Jim Derhaag is a big-game trophy hunter — and proud of it.

Scores of game animals are on display at his office in Shakopee: A stuffed Russian brown bear looms over his desk, a lion gazes out from tufts of savanna grass, a tawny leopard stands guard in the corner. There's a Cape buffalo head on the wall, a hippopotamus skull on the floor and a giraffe mounted in the warehouse space out back.

"This is who I am," says Derhaag, 64, a former race car driver whose Facebook photo shows him posing with an elephant tusk thrown over his shoulder. "Every one of these is a legally taken animal. It's a three-dimensional picture that is a memory for me."

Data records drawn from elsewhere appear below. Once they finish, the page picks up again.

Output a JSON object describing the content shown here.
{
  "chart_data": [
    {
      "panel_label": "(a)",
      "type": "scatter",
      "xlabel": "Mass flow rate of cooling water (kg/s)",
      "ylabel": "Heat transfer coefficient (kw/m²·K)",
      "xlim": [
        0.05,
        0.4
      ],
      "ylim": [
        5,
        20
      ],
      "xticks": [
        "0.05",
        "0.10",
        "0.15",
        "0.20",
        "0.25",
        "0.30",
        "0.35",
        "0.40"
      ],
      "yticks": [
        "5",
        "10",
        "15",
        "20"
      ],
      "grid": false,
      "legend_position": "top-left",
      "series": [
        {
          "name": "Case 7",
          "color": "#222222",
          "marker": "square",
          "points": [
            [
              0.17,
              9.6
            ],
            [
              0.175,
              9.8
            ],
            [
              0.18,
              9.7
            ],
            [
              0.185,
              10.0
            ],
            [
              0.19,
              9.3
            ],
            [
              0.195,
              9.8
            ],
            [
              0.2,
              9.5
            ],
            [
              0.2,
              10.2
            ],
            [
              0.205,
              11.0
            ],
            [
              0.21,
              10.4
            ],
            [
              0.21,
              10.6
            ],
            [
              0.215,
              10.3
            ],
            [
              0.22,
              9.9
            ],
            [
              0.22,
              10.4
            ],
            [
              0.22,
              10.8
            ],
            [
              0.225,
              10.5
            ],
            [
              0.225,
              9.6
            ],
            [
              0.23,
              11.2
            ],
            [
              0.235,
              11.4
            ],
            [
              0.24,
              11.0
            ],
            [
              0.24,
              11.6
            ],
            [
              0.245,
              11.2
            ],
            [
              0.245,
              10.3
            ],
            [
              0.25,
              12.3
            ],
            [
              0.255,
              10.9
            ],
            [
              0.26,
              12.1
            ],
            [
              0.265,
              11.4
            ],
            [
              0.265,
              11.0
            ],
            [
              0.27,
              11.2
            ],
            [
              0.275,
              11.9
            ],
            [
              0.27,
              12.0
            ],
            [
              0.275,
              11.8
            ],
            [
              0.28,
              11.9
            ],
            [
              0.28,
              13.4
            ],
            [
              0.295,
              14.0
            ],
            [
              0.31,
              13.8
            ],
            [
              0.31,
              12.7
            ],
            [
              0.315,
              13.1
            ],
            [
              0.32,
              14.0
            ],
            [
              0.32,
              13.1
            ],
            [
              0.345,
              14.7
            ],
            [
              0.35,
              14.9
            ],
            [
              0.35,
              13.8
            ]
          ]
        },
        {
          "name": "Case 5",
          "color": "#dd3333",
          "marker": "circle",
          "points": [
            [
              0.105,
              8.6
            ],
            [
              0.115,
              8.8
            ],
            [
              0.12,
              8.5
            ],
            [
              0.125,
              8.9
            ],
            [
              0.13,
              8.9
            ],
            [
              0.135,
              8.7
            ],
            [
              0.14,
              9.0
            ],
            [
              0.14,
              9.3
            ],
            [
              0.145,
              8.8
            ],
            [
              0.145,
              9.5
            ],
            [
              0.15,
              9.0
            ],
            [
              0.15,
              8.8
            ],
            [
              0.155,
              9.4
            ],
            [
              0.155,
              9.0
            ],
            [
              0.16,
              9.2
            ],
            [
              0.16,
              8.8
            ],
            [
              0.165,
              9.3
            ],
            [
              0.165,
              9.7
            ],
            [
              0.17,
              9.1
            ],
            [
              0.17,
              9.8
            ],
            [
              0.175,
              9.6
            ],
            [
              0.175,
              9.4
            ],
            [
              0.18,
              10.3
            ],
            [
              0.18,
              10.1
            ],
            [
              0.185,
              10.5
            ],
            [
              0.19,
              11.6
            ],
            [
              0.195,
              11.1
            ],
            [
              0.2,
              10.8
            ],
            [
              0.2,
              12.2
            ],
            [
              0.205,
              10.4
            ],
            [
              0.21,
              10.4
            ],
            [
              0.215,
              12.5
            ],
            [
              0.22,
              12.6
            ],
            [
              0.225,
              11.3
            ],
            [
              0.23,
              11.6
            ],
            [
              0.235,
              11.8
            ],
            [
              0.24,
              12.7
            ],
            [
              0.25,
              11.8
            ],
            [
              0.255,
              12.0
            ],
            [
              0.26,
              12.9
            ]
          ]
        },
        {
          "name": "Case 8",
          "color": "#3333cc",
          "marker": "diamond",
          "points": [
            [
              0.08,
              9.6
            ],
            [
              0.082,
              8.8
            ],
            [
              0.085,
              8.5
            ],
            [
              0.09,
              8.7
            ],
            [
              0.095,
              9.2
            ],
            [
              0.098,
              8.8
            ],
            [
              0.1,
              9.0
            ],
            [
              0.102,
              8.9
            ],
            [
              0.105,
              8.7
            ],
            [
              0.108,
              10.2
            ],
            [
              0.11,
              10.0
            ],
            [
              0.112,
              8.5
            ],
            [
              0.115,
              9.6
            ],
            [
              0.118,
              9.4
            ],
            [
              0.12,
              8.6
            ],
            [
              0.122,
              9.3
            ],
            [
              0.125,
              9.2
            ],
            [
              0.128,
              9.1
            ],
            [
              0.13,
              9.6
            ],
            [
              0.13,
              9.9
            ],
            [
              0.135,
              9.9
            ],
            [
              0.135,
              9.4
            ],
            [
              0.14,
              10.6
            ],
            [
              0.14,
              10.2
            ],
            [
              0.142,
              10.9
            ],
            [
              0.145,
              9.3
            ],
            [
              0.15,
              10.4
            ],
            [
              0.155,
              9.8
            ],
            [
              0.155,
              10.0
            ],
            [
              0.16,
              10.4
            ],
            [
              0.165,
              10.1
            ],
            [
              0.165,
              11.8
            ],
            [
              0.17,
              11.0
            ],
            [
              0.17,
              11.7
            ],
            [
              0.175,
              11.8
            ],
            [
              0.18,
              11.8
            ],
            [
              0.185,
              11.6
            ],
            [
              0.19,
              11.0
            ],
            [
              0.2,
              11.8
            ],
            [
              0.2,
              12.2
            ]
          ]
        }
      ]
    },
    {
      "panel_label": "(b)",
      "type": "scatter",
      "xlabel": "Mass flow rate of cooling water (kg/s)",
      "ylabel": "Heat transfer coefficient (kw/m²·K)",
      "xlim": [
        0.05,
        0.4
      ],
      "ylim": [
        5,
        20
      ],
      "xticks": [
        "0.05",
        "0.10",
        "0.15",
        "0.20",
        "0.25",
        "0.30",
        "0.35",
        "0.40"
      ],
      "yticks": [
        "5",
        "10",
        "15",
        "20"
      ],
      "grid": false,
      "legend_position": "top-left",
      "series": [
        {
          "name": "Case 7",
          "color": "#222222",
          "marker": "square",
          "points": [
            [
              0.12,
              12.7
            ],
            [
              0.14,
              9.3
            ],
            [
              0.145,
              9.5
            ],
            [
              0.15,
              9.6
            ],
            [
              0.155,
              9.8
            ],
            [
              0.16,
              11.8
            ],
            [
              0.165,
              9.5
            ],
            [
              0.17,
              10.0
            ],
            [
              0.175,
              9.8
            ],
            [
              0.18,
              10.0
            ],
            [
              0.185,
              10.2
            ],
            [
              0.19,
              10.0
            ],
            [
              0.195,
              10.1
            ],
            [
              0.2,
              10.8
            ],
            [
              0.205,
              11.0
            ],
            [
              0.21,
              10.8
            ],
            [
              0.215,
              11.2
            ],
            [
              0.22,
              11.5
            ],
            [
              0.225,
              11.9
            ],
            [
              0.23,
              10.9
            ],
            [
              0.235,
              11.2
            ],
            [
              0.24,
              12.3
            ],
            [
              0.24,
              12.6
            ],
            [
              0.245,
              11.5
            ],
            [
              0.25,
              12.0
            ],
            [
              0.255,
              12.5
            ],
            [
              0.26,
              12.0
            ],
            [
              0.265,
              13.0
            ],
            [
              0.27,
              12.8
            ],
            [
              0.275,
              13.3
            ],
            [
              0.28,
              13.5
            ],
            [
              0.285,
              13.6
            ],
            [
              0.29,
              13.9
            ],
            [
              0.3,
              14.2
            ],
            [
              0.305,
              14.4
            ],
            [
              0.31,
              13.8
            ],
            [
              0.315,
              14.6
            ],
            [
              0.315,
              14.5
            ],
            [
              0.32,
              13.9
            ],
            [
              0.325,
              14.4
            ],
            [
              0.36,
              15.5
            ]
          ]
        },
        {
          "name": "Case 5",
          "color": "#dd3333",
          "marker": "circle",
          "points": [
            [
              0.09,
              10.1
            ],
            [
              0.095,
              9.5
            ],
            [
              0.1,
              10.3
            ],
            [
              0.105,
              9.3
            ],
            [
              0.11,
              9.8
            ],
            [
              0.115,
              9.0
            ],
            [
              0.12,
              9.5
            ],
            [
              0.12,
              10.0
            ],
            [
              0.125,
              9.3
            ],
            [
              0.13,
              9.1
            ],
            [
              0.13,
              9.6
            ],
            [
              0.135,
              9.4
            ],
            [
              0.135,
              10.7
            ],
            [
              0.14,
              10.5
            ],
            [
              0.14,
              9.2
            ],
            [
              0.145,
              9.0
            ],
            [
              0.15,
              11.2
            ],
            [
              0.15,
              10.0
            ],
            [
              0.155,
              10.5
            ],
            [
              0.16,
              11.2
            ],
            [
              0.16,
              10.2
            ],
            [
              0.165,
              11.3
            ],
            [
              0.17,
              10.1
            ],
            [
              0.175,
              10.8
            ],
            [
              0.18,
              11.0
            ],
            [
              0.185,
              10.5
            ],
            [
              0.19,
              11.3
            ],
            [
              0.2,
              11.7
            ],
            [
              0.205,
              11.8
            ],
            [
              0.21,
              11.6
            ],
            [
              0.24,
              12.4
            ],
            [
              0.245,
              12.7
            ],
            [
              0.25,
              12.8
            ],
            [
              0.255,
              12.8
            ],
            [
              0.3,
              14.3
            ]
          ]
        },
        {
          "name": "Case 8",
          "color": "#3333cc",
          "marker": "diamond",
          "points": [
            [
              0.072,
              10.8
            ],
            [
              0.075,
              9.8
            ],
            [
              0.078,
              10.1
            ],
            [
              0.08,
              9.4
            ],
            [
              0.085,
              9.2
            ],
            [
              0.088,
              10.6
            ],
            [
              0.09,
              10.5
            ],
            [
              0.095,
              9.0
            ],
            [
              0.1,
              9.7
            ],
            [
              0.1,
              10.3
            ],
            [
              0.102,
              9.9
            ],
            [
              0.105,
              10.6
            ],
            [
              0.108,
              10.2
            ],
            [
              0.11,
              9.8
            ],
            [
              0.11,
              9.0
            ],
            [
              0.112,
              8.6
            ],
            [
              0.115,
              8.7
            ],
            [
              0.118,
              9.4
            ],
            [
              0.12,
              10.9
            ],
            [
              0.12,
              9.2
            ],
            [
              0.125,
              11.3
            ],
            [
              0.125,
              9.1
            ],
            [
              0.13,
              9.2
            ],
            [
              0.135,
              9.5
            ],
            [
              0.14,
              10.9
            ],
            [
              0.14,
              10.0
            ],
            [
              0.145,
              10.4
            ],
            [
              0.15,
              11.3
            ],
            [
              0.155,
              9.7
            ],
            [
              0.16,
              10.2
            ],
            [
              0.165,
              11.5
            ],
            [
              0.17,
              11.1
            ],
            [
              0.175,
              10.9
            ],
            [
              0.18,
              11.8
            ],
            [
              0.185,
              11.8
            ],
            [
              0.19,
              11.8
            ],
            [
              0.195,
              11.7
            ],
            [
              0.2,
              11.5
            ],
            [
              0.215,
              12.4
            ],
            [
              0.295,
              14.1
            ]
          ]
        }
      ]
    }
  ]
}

Many big-game hunters have gone underground in the past week because of the international furor over the killing of a beloved lion in Zimbabwe by Minnesota dentist Walter Palmer. He's become the target of vitriol on social media and his fellow hunters fear they too could draw death threats and protesters at their front doors.

But some hunters are stepping forward — not necessarily for Palmer, but to defend what they see as a legitimate sport that pours millions of dollars into poverty-stricken countries and can contribute to wildlife preservation.

"There's so much misinformation," said Gary Goltz, of Squaw Lake, Minn., who owns a safari business in Africa. "They think we're a bunch of drunks with guns and we kill animals just to hang a head on the wall. … Hunters are conservationists first and foremost."

Animal rights groups have seized on the killing of Cecil, the 13-year-old lion that was wearing a research collar when Palmer shot it with a bow and arrow. Palmer, his guide and a local landowner are facing poaching accusations in Zimbabwe, on the grounds that they lured the lion from a protected sanctuary. U.S. Fish and Wildlife officials also are investigating the case.

Once a celebrated pursuit

The uproar — which has sparked renewed calls to restrict the importation of game trophies and increase protections for wild animals — has cast a pall over a sport that was once celebrated and pursued by such American icons as Ernest Hemingway and Teddy Roosevelt.

Goltz realizes that big-game hunting has fallen out of favor. He no longer shares photos of himself with big-game conquests outside of the hunting community, because so many people disapprove.

But he defends the safari business in Mozambique that he and his wife, JoDee, have spent more than a decade developing.

Their company, Gajogo Safarilands, has built schools, dug wells and installed dams. It works with the national park to protect endangered animals and employs a full-time staff of 44 game wardens to ward off poachers.

"Poaching is our biggest problem," Goltz said. "You drive around and see these magnificent animals and see what poachers do — it makes your blood boil."

On Goltz's safaris, the meat is rarely wasted. After a hunt, animals are gutted in the bush and taken directly to a skinning facility where meat is saved for local residents, he said. Bones are taken to a place where vultures and hyenas can converge on them.

"We have never just cut the head off," Goltz said, referring to allegations against Palmer and his team.

Trophy or subsistence?

Hunter Barry Babcock has never been to Africa. But the uproar over Cecil has made him feel "disgusted and sickened" — and conflicted.

"I know what it will mean on the Internet for the next week or so is a host of postings on what despicable beings hunters are," he wrote on a Facebook post, "and I, for one, am sometimes at a loss as how to express my beliefs or justify them."

Though he eats what he hunts, Babcock, who lives 20 minutes outside Bemidji, admits he relishes nabbing a buck with a big rack. He keeps the rack as a trophy and believes "the spirit and essence of the animal" is in its horns.

"We get a lot of flak for shooting these big bucks," he said. "Are they trophy or subsistence?"

He doesn't believe hunting poses a threat to wild animals. "The biggest threat to wildlife around the world isn't hunting," he said. "It's the loss of habitat."

Josh Dahlke, of Savage, agrees.

"Hunters would be the first ones to stop hunting a species if we didn't believe it was sustainable," said Dahlke, a hunter who works at Scout Look, a website and mobile app that provides weather information for outdoor enthusiasts. "The last thing we want to do is kill our own lifestyle by overhunting or doing anything detrimental to the species we value so much. It goes way far beyond the kill."

The kill is part of the thrill, at least for Derhaag, who once drove Trans Am cars at 200 miles per hour for a living. Big-game hunts feed his "adrenaline-junkie" needs, said Derhaag, who's been on 15 African safaris and hunted in Russia, New Zealand, Peru and Argentina. Trophies fill every room of his home and business.

Derhaag said he's waiting to see how the investigation of Palmer turns out. In the meantime, he's not going to apologize for his love of the hunt.

"In a society that has become overly politically correct, you have to be like Trump is now — not afraid to take a position and not back down."